Even if genetic results do not suggest a treatment, they are still meaningful to families. Irnthu Premadeva et al ( see page 338 ) explores key factors that should be considered during withdrawal of neonatal intensive care. The authors explore the practicalities and psychology involved. They highlight the important role of clinical genetics in difficult decision-making and in providing answers to grieving families. Genetic information accrued can also inform management of future pregnancies. Prompt access to diagnostic tests like whole genome and exome sequencing has made identification of inherited monogenic disorder possible in these difficult situations. However, although genetic variations are now more readily identifiable, these tests may still not be able to provide answers. Lisa J Bryson and Shelagh Joss ( see page 383 ) provides an insight on how to use genetic testing after sudden infant death syndrome. The authors emphasise discussing testing with a clinical geneticist when the family history and case pathology suggest a possibility of genetic causation. Strict classification of pathogenicity and the need for further research into functional analysis of relevant genetic variants is also highlighted.

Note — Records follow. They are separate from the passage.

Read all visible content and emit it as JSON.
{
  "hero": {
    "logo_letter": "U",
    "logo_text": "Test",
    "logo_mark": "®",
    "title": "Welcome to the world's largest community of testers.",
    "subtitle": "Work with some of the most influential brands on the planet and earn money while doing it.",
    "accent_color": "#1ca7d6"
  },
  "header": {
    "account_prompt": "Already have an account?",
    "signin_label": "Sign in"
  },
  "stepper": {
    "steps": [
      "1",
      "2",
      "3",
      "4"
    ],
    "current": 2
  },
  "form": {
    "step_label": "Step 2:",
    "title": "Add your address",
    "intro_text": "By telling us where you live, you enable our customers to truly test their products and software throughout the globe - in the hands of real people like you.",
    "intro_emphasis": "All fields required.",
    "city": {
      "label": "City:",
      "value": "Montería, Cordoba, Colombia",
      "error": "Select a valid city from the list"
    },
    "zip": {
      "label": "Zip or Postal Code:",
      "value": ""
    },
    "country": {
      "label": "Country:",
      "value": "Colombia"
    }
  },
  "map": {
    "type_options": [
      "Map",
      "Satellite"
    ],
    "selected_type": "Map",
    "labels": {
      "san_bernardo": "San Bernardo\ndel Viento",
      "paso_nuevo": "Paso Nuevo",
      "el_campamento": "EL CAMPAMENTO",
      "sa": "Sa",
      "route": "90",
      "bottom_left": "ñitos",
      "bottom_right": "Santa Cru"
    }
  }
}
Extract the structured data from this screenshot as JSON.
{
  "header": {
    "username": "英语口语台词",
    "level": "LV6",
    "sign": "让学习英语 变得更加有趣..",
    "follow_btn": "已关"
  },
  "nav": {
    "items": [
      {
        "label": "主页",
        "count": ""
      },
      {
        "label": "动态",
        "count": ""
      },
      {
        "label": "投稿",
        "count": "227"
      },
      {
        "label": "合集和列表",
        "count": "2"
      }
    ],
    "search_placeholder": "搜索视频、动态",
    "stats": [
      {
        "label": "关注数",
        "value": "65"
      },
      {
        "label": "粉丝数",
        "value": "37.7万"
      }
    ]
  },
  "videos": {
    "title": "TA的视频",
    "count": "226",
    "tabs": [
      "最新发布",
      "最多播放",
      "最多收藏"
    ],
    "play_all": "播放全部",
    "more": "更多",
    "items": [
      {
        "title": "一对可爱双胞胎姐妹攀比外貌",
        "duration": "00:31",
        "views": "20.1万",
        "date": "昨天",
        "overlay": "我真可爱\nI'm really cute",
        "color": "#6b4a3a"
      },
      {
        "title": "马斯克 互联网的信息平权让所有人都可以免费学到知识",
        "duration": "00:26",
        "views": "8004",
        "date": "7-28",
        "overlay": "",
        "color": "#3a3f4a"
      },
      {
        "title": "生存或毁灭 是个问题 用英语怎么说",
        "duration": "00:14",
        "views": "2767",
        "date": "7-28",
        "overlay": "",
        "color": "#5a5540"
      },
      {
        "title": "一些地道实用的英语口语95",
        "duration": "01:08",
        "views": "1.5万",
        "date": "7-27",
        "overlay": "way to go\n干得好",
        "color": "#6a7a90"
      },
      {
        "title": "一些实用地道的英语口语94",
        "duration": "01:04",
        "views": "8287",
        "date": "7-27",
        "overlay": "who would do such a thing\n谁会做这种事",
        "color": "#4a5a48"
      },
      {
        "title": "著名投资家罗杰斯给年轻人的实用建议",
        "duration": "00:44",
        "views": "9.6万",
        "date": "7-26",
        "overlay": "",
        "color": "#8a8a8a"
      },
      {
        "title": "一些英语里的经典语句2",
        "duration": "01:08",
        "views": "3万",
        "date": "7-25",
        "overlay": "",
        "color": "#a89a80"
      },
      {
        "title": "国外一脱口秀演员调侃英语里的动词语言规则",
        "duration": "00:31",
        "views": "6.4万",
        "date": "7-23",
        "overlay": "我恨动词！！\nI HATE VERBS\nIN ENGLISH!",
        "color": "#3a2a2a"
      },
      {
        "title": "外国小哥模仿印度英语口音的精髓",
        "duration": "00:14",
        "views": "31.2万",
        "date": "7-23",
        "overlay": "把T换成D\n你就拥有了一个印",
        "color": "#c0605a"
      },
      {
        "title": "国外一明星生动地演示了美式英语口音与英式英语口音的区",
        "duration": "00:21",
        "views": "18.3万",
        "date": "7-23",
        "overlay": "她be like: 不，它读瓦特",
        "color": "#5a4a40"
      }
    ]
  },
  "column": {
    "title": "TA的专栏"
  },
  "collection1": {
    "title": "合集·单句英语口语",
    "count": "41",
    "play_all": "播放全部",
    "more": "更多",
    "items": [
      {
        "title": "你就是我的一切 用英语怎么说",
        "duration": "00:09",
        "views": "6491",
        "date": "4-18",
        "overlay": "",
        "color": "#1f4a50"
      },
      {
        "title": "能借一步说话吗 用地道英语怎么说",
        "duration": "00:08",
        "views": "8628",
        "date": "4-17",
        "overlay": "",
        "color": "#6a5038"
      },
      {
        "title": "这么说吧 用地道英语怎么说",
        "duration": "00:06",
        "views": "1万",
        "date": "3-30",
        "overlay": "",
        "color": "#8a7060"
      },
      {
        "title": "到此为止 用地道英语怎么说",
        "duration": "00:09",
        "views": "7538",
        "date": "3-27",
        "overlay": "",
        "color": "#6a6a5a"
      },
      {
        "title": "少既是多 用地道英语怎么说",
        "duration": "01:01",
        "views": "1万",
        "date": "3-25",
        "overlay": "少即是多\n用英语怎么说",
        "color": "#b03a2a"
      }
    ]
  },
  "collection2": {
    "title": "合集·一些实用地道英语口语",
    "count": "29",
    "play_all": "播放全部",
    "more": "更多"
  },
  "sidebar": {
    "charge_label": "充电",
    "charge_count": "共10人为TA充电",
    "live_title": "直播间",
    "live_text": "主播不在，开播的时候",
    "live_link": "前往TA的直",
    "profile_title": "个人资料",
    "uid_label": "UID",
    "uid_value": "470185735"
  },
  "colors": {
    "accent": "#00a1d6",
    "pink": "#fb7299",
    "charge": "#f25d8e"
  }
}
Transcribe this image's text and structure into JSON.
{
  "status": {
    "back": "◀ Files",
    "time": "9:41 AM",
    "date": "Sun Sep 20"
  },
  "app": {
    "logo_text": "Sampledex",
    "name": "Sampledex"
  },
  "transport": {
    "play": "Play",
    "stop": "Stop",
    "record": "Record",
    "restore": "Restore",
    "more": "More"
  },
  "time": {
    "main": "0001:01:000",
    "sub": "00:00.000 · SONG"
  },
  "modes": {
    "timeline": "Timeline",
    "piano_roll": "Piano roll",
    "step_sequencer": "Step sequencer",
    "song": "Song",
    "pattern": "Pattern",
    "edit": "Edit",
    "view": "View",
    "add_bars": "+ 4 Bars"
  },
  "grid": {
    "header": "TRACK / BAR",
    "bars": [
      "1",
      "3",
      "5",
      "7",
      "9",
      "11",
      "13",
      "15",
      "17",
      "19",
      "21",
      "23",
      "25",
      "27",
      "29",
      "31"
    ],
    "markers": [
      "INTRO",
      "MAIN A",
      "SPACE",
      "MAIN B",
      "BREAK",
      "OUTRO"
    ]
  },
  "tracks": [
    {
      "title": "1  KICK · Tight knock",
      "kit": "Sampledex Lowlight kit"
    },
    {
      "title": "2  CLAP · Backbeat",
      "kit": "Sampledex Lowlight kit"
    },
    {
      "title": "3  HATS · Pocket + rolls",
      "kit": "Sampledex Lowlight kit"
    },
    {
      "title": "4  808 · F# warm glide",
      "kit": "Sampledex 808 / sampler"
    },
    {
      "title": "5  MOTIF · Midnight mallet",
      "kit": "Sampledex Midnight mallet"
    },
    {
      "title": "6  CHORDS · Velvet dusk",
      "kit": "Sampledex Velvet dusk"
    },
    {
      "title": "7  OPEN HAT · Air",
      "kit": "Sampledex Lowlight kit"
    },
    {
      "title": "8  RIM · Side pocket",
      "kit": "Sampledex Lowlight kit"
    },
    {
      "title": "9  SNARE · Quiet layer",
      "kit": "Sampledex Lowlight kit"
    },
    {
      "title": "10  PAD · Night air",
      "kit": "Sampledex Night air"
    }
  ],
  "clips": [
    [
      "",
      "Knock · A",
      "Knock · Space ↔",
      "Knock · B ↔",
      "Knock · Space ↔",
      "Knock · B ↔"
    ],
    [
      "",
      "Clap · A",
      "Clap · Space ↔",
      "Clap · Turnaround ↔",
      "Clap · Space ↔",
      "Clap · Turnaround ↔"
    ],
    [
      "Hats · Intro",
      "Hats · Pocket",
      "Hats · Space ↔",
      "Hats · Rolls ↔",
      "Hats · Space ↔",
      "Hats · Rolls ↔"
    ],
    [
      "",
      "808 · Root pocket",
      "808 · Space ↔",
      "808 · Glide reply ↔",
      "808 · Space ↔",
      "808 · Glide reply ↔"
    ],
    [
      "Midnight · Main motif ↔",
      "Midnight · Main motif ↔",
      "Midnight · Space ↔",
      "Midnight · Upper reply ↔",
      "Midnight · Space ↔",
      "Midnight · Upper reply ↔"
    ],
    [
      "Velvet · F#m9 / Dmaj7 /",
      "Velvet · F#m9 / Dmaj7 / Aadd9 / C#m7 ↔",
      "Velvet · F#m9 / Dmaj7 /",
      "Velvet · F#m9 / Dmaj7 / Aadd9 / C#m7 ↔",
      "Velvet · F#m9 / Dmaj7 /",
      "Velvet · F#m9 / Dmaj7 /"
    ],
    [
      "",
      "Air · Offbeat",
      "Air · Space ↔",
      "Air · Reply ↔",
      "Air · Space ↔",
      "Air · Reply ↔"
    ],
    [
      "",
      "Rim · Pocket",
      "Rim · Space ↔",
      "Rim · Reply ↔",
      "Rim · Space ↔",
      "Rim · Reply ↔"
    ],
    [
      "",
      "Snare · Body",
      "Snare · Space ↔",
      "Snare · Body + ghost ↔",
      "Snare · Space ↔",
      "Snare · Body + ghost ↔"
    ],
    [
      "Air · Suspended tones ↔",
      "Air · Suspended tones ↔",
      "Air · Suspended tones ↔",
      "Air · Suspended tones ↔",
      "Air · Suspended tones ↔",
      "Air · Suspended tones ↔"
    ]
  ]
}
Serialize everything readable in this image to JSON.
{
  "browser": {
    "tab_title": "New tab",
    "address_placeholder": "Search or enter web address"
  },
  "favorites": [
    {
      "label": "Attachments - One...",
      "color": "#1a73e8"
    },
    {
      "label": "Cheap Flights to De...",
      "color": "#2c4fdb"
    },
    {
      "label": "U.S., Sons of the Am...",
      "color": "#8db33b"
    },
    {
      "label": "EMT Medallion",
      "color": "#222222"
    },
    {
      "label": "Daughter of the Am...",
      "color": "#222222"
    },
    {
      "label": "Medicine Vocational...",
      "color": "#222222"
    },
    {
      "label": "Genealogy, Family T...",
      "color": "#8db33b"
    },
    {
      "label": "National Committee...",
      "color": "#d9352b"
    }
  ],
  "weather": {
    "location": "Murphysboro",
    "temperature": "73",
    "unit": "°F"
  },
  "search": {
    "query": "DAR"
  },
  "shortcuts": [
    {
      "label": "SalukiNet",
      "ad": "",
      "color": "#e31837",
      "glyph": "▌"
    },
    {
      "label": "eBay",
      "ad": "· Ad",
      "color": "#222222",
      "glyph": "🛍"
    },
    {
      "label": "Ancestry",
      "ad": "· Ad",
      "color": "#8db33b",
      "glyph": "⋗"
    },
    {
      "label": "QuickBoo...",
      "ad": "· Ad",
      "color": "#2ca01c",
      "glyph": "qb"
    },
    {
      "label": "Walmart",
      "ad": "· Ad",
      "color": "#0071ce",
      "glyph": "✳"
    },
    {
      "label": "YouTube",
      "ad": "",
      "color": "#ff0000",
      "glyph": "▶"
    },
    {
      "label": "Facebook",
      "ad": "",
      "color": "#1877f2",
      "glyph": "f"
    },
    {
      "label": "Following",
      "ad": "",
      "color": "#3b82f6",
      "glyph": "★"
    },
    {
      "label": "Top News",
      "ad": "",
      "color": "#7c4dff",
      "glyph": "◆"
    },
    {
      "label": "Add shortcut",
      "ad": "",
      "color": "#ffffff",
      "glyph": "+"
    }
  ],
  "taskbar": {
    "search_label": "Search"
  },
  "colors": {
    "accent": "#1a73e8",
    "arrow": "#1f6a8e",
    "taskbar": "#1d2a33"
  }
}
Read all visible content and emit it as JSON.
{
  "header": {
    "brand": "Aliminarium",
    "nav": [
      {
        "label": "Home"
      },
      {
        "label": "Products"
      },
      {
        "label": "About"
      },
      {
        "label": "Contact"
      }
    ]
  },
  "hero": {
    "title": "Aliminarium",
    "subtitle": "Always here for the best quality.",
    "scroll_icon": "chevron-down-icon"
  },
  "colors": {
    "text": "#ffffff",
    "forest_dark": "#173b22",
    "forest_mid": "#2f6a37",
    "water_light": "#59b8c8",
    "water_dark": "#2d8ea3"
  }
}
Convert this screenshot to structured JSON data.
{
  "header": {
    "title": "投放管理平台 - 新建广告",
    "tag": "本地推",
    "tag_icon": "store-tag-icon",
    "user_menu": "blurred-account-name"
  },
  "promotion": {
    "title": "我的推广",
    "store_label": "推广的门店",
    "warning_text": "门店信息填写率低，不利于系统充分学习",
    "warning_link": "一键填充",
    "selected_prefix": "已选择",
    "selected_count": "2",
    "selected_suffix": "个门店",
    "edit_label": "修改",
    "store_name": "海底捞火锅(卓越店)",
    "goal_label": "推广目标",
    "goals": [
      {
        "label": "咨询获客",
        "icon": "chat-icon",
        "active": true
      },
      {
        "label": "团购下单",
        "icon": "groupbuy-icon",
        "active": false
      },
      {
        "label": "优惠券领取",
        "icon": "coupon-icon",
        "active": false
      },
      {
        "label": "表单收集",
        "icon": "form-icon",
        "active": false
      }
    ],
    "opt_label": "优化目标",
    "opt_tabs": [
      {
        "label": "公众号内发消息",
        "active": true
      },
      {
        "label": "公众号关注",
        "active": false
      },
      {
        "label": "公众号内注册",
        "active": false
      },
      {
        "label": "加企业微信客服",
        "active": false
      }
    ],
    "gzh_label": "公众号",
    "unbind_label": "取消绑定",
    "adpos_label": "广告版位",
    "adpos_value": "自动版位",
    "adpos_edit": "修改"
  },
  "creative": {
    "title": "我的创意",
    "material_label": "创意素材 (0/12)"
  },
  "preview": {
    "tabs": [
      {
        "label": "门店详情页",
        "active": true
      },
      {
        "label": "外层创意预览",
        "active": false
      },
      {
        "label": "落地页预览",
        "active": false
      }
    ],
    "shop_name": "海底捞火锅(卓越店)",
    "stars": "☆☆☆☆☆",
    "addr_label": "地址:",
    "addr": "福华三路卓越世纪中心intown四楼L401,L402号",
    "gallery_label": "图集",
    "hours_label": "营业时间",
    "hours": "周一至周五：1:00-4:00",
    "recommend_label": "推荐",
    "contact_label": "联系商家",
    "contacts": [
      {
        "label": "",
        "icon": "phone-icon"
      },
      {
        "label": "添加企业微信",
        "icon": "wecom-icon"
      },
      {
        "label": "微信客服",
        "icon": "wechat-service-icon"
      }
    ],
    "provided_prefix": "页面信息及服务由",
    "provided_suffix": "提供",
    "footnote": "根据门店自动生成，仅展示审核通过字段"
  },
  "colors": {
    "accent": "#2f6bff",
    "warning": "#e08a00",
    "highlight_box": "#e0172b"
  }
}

The above articles all focus on a personalised approach to patient care. The diametrically opposed model of standardising care delivery also has merit, as in the excellent example given in article by Nicholas Embleton. He provides a simple, practical ABCDE approach to nutritional assessment in preterm infants ( see page 314 ). This is a worthwhile read, as the author explores key concepts and principles which guide nutrition in preterm infants. The epigenetic effects of dietary components on cognition and metabolic outcome are well-known. A consistent, cohesive approach to nutritional assessment can positively influence these outcomes. The guidance provided is easily adaptable to be applicable at the bedside. It also allows input from all healthcare professionals and families looking after vulnerable infants.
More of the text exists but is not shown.